Your kids are millennials, internet kids, they are fast, impatient, nearly uncontrollable, lazy and with no self-drive. They’ve been taught how company law works, why a mitochondrion is so important in the human body, but they’ve not been taught how to make and manage money.

Two Fridays ago, after clearing my second last semester, I walked out of campus at around 1.00 am, a fresh cigarette keeping me company during that dark and cold Rongai night. I took myself to Ongata Rongai town with the key intention of doing the things (save for smoking weed and fornicating) university folks do to let some steam off.

Together with some friends, I found my idle self at a club on your way to Kiserian. I bought a beer at the entrance and the distasteful sight of underage students dancing like baboons on heat hit my eyes with a resounding bang.

I sit at the counter. Always. My pops: a former teacher and whisky enthusiast had me remember to do so when in a pub.
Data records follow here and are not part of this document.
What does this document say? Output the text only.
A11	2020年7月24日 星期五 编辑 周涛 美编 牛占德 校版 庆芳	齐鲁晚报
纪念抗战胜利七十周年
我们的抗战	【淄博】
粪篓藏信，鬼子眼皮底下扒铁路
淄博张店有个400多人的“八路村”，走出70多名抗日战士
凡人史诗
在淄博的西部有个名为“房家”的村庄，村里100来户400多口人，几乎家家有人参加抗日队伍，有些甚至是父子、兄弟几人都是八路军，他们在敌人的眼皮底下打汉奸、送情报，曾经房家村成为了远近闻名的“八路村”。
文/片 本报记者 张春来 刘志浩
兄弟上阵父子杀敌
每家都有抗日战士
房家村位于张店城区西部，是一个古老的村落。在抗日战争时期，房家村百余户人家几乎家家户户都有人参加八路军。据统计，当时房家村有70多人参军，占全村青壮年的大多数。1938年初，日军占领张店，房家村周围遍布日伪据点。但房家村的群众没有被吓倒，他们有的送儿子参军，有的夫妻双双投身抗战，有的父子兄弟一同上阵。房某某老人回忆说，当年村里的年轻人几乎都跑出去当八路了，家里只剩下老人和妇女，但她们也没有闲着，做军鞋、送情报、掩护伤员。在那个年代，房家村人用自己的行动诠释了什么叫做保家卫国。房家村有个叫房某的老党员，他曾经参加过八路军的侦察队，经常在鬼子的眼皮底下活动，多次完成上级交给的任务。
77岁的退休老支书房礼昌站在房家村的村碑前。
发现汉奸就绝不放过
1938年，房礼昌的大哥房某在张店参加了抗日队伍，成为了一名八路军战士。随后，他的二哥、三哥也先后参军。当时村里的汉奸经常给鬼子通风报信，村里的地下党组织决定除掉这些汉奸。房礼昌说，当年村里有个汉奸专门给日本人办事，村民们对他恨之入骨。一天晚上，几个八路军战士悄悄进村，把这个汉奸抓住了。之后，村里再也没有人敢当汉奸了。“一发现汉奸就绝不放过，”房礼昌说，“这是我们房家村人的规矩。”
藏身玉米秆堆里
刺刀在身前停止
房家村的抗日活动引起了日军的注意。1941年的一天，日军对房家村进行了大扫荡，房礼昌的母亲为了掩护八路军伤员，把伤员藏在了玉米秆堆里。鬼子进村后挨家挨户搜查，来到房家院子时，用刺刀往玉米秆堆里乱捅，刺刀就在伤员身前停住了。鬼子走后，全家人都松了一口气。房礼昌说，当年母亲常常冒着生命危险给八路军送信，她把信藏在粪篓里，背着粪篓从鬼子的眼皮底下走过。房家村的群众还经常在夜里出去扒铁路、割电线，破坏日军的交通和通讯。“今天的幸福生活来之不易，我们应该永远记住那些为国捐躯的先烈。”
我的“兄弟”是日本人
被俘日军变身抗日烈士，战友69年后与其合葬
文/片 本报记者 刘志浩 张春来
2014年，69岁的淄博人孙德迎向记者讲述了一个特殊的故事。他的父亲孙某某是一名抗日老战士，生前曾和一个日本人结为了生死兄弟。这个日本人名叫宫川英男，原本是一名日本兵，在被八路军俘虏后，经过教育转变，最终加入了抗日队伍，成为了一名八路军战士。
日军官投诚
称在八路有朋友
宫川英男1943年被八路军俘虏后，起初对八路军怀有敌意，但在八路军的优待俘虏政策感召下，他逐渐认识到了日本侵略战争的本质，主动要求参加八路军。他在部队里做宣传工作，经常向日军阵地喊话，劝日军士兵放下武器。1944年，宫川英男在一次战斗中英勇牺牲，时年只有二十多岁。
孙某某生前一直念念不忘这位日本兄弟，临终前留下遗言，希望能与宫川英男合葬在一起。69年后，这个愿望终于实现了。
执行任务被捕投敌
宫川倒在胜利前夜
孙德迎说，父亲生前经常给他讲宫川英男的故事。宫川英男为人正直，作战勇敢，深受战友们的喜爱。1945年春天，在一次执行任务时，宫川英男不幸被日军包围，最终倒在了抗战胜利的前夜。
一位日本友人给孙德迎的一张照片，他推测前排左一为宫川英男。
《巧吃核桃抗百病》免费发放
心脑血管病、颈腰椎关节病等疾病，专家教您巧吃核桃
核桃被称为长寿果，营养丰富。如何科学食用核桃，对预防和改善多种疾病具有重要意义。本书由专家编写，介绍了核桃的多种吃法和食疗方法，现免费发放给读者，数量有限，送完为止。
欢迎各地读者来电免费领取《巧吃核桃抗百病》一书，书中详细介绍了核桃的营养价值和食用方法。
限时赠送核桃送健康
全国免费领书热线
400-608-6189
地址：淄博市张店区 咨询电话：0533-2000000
The revellers were aged between seventeen and twenty-one. Few had a drink. Others were drinking from the same beer bottle and incidentally, all of them had one dance style for each song that blared from the speakers. Odi Dance. If I was a lady and my boyfriend Odi dances, I’d be a silly sad girl!

Then scores of the boys in there had neither style nor decorum whatsoever in asking a girl to dance with them. They simply sneaked behind the girl and begun rubbing their groins on the girl’s buttocks.

In five minutes, my bottle of Pilsner empty, I walk out of the club. I bump into a couple fighting, a boy carrying his supposed girlfriend and a group of girls being picked up by a man in a Toyota Noah. College life is the best.

As parents lie in bed each night, their children pursuing higher education live a lie.